Todo lo anterior también explica el por qué se toman decisiones gubernamentales que chocan luego francamente con las voluntades de las mayorías; y la causa es un total divorcio entre las realidades que unos pocos viven y disfrutan, y que otros muchos solamente sufren. Esa falta de protagonismo de los ciudadanos lleva a los distanciamientos tan profundos que vivimos hoy.
Los brotes y estallidos de ese descontento que de cuando en cuando explota, pudieron encausarse en un momento, pero cuando las heridas son ya tan profundas que se pierde la esperanza y fe en los gobernantes, el poder real desborda de su cause natural, causando estragos. Similar a la naturaleza, ese poder ingénito del, ha estado siempre allí desde que la naturaleza y el impulso gobernaba al hombre.
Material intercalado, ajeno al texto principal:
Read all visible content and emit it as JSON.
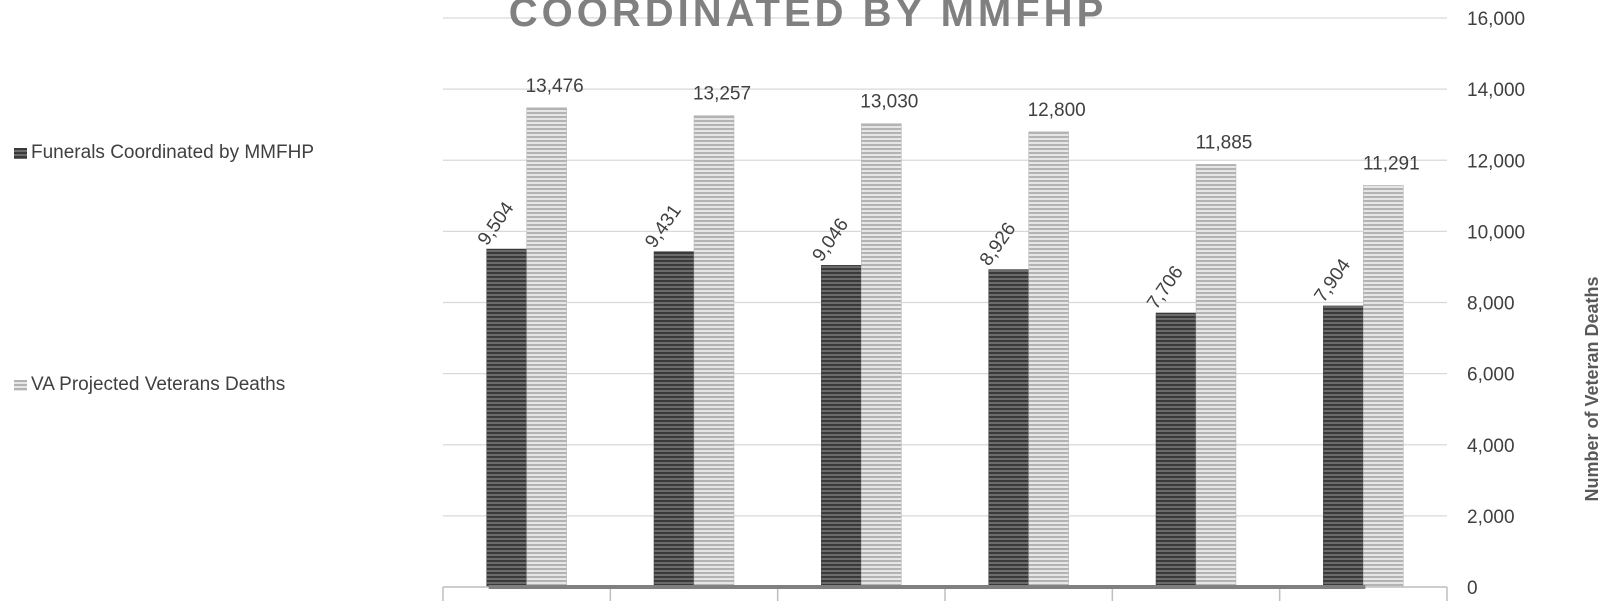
{
  "chart_data": {
    "type": "bar",
    "title": "COORDINATED BY MMFHP",
    "ylabel": "Number of Veteran Deaths",
    "ylim": [
      0,
      16000
    ],
    "yticks": [
      0,
      2000,
      4000,
      6000,
      8000,
      10000,
      12000,
      14000,
      16000
    ],
    "ytick_labels": [
      "0",
      "2,000",
      "4,000",
      "6,000",
      "8,000",
      "10,000",
      "12,000",
      "14,000",
      "16,000"
    ],
    "categories": [
      "",
      "",
      "",
      "",
      "",
      ""
    ],
    "grid": true,
    "legend_position": "left",
    "series": [
      {
        "name": "Funerals Coordinated by MMFHP",
        "values": [
          9504,
          9431,
          9046,
          8926,
          7706,
          7904
        ],
        "labels": [
          "9,504",
          "9,431",
          "9,046",
          "8,926",
          "7,706",
          "7,904"
        ],
        "color": "#555555"
      },
      {
        "name": "VA Projected Veterans Deaths",
        "values": [
          13476,
          13257,
          13030,
          12800,
          11885,
          11291
        ],
        "labels": [
          "13,476",
          "13,257",
          "13,030",
          "12,800",
          "11,885",
          "11,291"
        ],
        "color": "#bdbdbd"
      }
    ]
  }
}
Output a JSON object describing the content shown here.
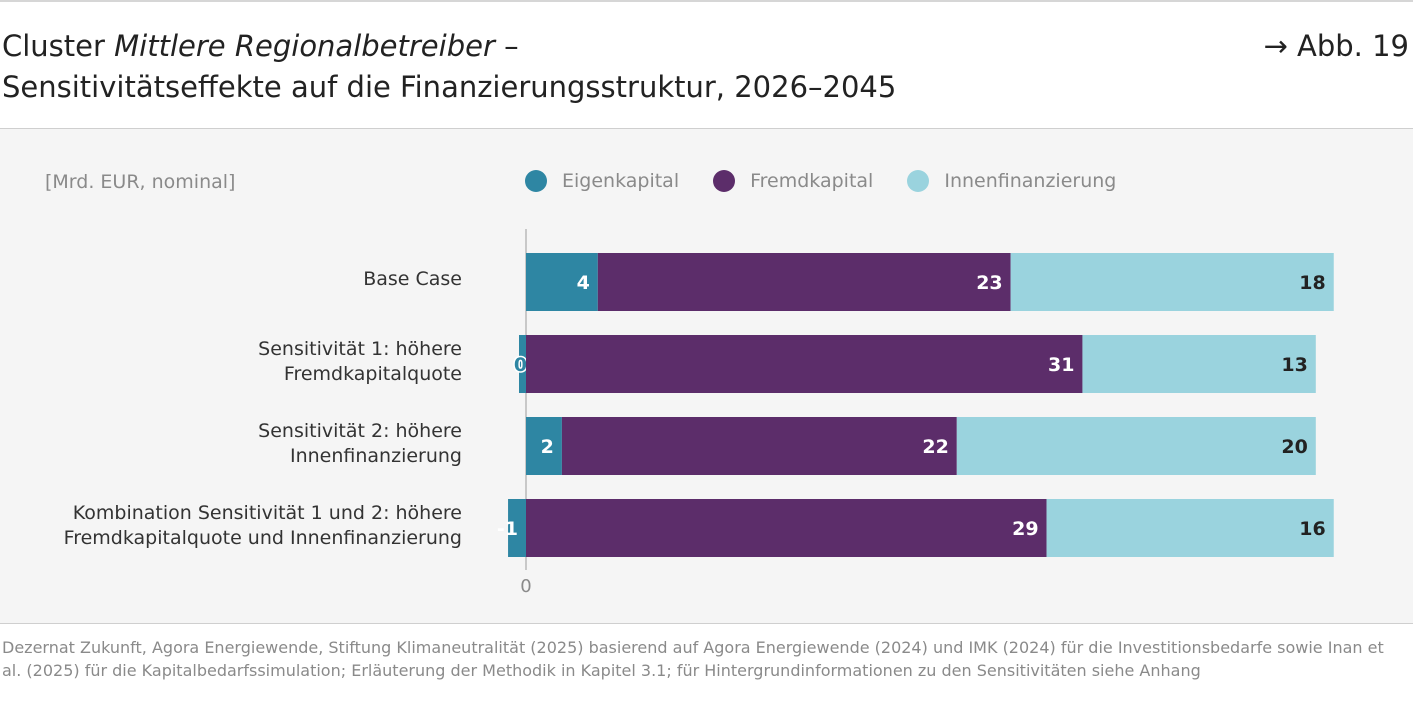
{
  "header": {
    "title_prefix": "Cluster ",
    "title_italic": "Mittlere Regionalbetreiber",
    "title_suffix": " –",
    "title_line2": "Sensitivitätseffekte auf die Finanzierungsstruktur, 2026–2045",
    "figure_ref": "→ Abb. 19"
  },
  "chart_data": {
    "type": "bar",
    "orientation": "horizontal",
    "stacked": true,
    "unit_label": "[Mrd. EUR, nominal]",
    "categories": [
      [
        "Base Case"
      ],
      [
        "Sensitivität 1: höhere",
        "Fremdkapitalquote"
      ],
      [
        "Sensitivität 2: höhere",
        "Innenfinanzierung"
      ],
      [
        "Kombination Sensitivität 1 und 2: höhere",
        "Fremdkapitalquote und Innenfinanzierung"
      ]
    ],
    "series": [
      {
        "name": "Eigenkapital",
        "color": "#2e86a3",
        "values": [
          4,
          0,
          2,
          -1
        ],
        "label_color": "#ffffff"
      },
      {
        "name": "Fremdkapital",
        "color": "#5c2d6a",
        "values": [
          23,
          31,
          22,
          29
        ],
        "label_color": "#ffffff"
      },
      {
        "name": "Innenfinanzierung",
        "color": "#9ad3de",
        "values": [
          18,
          13,
          20,
          16
        ],
        "label_color": "#222222"
      }
    ],
    "data_labels": [
      [
        "4",
        "23",
        "18"
      ],
      [
        "0",
        "31",
        "13"
      ],
      [
        "2",
        "22",
        "20"
      ],
      [
        "-1",
        "29",
        "16"
      ]
    ],
    "xlim": [
      -1,
      46
    ],
    "x_ticks": [
      "0"
    ],
    "legend": "top",
    "grid": false
  },
  "source": "Dezernat Zukunft, Agora Energiewende, Stiftung Klimaneutralität (2025) basierend auf Agora Energiewende (2024) und IMK (2024) für die Investitionsbedarfe sowie Inan et al. (2025) für die Kapitalbedarfssimulation; Erläuterung der Methodik in Kapitel 3.1; für Hintergrundinformationen zu den Sensitivitäten siehe Anhang"
}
Nos hemos acostumbrado a ver al ser humano como un miembro pasivo y obediente de las reglas de la sociedad; pero cuando esas reglas ya no provienen de él, sufre alienaciones progresivas, siente una falta de apego a reglas que no reconoce como suyas. Algún día, tarde o temprano, termina por brotar violentamente el contenido de esa frustración. Erich Fromm nos habla del “homo consumens”; ese ser humano que ha sido la creación del mercadeo masivo, que consume lo que aborrece, viste lo que no quiere y hace lo que no le atrae, solo porque una fábrica de mensajería subliminal lo ha convertido en lo que las grandes industrias necesitan: una fuente de consumo de productos. Pensemos que algo similar pasa en política. Pensemos que quien aspira a cargos de elección debe necesariamente prolongar necesidades, falta de educación, hambre y miseria, falta de desarrollo, insalubridad crónica, oscurantismo y superstición. De esa forma crea el perfecto hato que solamente come, se reproduce y muere: el “homo electoris”; un ser humano concebido y mantenido en sociedad con un solo propósito: la extracción de su valioso voto, cada cinco años.